During the three following months that Sophie F was on medical leave, she was judged by four doctors to be unable to return to work, reports say. The current case wound up in criminal court after a long investigation by the Labor Inspector. Dismissal based on an employee’s health status represents a criminal offense in France, Le Monde notes.
The president of the Bobigny court on Wednesday, Alexandra Vaillant, summarized elements that characterized the working relationship between Sophie F. and Besson including “requests by SMS on her personal phone at night, on weekends and during her holidays,” with “tasks relating to (Besson and his family’s) private life,” France Info reports. In a separate case, the plaintiff previously won a ruling of “moral harassment” against Besson.
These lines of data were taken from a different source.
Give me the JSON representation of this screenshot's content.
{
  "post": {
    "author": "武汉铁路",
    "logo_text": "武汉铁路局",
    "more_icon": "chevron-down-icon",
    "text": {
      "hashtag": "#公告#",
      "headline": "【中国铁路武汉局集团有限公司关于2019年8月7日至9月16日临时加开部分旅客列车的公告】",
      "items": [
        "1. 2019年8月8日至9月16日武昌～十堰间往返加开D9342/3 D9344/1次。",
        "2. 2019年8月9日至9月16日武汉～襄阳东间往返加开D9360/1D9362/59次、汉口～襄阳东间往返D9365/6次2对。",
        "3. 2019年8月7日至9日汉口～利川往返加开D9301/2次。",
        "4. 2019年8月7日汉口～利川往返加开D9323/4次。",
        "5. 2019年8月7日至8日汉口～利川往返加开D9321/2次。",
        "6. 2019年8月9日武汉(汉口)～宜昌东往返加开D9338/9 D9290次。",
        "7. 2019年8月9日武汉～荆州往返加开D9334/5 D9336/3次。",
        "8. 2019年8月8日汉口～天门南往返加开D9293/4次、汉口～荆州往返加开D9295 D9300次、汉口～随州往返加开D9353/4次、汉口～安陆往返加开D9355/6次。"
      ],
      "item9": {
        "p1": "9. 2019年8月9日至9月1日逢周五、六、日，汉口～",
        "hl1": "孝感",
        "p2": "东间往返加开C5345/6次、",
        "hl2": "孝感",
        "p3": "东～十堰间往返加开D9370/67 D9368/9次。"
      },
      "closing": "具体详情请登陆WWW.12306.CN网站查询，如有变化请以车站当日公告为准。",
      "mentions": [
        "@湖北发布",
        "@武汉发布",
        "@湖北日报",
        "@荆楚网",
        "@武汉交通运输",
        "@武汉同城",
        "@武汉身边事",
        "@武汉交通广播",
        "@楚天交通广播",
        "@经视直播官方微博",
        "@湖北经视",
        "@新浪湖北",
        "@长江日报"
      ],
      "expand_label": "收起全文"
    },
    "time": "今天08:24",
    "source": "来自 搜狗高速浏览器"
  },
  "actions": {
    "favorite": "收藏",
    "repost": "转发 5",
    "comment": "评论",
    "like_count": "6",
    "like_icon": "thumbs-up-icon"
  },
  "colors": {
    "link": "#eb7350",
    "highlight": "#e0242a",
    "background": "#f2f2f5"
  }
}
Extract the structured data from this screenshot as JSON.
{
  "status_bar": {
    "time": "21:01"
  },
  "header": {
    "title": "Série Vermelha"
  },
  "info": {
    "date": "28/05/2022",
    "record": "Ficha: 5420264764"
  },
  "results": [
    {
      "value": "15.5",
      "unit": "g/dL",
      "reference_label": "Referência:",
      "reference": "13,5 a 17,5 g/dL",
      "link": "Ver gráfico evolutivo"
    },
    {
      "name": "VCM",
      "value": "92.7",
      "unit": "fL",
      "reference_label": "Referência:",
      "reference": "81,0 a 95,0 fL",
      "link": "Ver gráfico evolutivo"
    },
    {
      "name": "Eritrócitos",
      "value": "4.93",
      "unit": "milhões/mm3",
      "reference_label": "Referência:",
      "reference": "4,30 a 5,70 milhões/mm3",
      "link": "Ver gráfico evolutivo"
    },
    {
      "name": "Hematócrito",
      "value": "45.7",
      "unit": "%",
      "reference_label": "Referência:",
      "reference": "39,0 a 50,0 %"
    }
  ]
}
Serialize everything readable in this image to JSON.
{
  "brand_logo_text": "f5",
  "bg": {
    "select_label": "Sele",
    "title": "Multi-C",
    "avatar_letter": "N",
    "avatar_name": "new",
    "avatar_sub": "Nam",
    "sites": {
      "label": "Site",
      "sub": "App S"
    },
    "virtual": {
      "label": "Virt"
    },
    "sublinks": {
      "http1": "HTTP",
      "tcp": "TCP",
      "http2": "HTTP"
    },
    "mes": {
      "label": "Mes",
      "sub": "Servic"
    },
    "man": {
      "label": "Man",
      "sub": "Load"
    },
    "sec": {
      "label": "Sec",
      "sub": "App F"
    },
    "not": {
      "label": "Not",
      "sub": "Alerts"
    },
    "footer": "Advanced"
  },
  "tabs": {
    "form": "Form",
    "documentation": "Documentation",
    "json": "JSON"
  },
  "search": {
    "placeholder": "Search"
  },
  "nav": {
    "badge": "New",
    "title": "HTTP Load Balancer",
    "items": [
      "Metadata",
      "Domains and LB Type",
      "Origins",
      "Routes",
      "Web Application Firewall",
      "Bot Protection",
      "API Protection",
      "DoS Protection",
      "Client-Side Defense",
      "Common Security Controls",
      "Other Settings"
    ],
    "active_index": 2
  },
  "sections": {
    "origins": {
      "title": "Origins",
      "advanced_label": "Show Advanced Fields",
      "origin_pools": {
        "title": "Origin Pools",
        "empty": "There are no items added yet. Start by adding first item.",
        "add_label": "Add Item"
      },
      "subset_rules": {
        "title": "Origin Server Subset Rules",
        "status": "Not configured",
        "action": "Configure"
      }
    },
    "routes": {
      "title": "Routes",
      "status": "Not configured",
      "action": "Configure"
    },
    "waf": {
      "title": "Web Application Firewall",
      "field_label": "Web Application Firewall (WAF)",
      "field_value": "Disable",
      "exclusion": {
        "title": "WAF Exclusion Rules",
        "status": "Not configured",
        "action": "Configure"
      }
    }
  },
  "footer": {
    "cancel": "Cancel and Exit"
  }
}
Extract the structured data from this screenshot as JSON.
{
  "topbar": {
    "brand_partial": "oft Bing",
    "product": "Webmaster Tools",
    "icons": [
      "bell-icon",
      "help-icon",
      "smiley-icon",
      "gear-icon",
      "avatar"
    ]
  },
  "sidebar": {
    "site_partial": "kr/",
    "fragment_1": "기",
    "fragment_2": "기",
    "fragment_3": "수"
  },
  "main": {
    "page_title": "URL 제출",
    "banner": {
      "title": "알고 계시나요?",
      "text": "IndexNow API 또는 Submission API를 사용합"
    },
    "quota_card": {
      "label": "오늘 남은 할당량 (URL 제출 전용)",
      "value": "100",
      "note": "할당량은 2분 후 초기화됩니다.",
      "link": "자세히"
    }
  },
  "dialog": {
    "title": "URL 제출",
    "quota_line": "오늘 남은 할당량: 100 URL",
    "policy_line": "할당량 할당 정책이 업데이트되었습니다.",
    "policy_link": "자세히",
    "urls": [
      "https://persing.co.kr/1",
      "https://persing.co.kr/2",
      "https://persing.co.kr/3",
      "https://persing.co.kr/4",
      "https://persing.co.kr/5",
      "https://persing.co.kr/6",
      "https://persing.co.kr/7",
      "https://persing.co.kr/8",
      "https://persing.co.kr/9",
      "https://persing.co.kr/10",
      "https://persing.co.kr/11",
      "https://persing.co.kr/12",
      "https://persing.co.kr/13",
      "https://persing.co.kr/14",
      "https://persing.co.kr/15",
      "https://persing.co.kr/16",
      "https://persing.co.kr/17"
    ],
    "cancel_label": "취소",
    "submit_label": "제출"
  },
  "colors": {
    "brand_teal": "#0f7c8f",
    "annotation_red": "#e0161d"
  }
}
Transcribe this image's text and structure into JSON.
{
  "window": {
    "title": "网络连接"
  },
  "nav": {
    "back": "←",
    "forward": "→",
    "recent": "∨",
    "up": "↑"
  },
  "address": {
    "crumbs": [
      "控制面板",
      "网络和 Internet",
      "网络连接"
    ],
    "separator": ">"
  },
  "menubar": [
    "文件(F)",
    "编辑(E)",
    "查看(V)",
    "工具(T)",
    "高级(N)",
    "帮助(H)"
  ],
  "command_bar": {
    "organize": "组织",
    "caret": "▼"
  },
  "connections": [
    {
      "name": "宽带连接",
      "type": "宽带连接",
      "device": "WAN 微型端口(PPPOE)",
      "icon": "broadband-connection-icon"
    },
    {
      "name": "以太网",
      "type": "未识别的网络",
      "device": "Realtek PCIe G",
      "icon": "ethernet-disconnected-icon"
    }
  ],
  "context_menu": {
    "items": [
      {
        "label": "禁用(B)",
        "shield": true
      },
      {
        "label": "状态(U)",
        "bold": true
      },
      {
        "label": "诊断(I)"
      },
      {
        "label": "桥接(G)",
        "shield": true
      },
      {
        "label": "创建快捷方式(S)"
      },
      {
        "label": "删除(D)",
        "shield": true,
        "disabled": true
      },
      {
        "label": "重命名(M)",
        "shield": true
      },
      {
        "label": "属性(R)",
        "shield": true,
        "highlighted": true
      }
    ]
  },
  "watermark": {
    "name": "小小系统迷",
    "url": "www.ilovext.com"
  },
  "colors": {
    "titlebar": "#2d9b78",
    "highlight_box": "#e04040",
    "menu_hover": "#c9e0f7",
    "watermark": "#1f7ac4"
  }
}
On Wednesday, the prosecutor, Rémi Chaise, compared Besson’s alleged treatment of his employee to that seen in The Devil Wears Prada and described the filmmaker as a “tyrannical personality” who placed his assistant “in a state of permanent subjection.” Sophie F described herself as having become for Besson “his slave.”
Besson’s attorney, Arnaud de Senilhes, called the request for a suspended prison sentence and the fines “out of proportion” and said Sophie F was not dismissed “because she was on sick leave” but “during” her sick leave. He contended there is “no place for a criminal conviction” in the case.
Deadline has reached out to EuropaCorp for comment.